We are not getting to see each other face-to-face. Some of us have been able to share in services via Zoom or other media platforms, and while that’s provided some wonderful opportunities, it’s not quite the same.

But maybe this week is allowing us to experience more truly what that first Holy Week was. There weren’t large crowds at the events. People were worried, uncertain of what the future was going to hold.

Some of you may have seen this post by Rev. Allison Lanza on Facebook. But if you haven’t, I think it’s an important read…something to ponder as we go through this Holy Week.

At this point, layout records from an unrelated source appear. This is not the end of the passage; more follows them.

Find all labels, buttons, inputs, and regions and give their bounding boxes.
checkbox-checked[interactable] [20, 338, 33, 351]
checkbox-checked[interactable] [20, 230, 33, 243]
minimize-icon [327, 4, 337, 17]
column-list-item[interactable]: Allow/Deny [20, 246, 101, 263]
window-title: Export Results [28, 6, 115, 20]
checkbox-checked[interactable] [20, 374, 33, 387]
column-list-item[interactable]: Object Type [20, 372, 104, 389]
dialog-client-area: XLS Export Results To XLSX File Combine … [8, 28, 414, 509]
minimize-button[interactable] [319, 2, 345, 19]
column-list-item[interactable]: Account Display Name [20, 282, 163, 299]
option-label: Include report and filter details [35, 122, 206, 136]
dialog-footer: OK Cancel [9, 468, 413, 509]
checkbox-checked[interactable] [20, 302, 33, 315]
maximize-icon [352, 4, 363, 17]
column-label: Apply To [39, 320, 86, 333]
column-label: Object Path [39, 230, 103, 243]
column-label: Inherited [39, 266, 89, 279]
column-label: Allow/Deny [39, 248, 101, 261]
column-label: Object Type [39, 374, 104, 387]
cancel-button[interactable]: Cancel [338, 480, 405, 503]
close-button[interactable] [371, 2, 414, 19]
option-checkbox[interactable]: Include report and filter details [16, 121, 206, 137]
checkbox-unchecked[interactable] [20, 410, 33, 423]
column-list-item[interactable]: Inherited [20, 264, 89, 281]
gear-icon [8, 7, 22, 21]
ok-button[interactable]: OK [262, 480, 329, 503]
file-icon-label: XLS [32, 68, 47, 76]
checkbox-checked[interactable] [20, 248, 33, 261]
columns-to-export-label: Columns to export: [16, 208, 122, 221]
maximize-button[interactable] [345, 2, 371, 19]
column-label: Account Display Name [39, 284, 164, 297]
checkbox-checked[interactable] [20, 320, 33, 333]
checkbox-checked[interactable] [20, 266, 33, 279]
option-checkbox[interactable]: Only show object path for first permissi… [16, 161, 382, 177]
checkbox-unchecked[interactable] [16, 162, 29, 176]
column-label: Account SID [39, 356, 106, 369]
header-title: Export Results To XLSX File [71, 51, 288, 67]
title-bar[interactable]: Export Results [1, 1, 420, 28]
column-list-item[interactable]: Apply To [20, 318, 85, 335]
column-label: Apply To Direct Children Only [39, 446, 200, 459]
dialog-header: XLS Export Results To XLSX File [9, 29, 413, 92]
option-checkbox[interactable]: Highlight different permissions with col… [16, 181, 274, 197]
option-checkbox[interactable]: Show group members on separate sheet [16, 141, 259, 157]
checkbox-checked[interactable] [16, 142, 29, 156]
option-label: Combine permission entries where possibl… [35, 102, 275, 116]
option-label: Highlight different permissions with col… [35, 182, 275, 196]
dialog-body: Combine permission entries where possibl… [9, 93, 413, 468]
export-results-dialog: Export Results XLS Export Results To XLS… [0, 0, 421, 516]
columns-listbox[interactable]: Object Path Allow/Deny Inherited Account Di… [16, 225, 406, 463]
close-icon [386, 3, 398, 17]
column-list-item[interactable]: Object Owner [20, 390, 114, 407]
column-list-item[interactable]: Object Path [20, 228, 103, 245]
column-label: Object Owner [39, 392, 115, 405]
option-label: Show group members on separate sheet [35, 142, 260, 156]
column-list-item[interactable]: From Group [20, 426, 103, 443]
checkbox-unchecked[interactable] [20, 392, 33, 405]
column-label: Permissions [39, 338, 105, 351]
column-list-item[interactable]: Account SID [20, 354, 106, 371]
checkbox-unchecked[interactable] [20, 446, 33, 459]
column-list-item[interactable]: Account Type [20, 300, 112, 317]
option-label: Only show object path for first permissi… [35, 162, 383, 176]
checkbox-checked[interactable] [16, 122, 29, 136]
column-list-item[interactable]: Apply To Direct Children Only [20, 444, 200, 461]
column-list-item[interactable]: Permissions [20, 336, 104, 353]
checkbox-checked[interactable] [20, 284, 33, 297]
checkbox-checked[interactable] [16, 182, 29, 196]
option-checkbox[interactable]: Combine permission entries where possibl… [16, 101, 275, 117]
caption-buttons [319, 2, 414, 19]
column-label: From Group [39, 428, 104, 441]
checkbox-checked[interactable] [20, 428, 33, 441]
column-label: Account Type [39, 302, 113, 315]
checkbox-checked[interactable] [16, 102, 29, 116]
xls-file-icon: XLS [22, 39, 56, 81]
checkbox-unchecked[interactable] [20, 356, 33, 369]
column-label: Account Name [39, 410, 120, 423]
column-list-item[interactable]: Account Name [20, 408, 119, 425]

The very first Easter was not in a crowded worship space with singing and praising. On the very first Easter the disciples were locked in their house. It was dangerous for them to come out. They were afraid. They wanted to believe the good news they heard from the women, that Jesus had risen. But it seemed too good to be true. They were living in a time of such despair and such fear. If they left their homes their lives and the lives of their loved ones might be at risk. Could a miracle really have happened? Could life really had won out over death? Could this time of terror and fear really be coming to an end?

Alone in their homes they dared to believe that hope was possible, that the long night was over and morning had broken, that God’s love was the most powerful of all, even though it didn’t seem quite real yet. Eventually, they were able to leave their homes, when the fear and danger had subsided, they went around celebrating and spreading the good news that Jesus was risen and love was the most powerful force on the earth.

This year, we might get to experience a taste of what that first Easter was like, still in our homes daring to believe that hope is on the horizon. Then, after a while, when it is safe for all people, when it is the most loving choice, we will come out, gathering together, singing and shouting the good news that God brings life even out of death, that love always has the final say.

This year we might get the closest taste we have had yet to what that first Easter was like.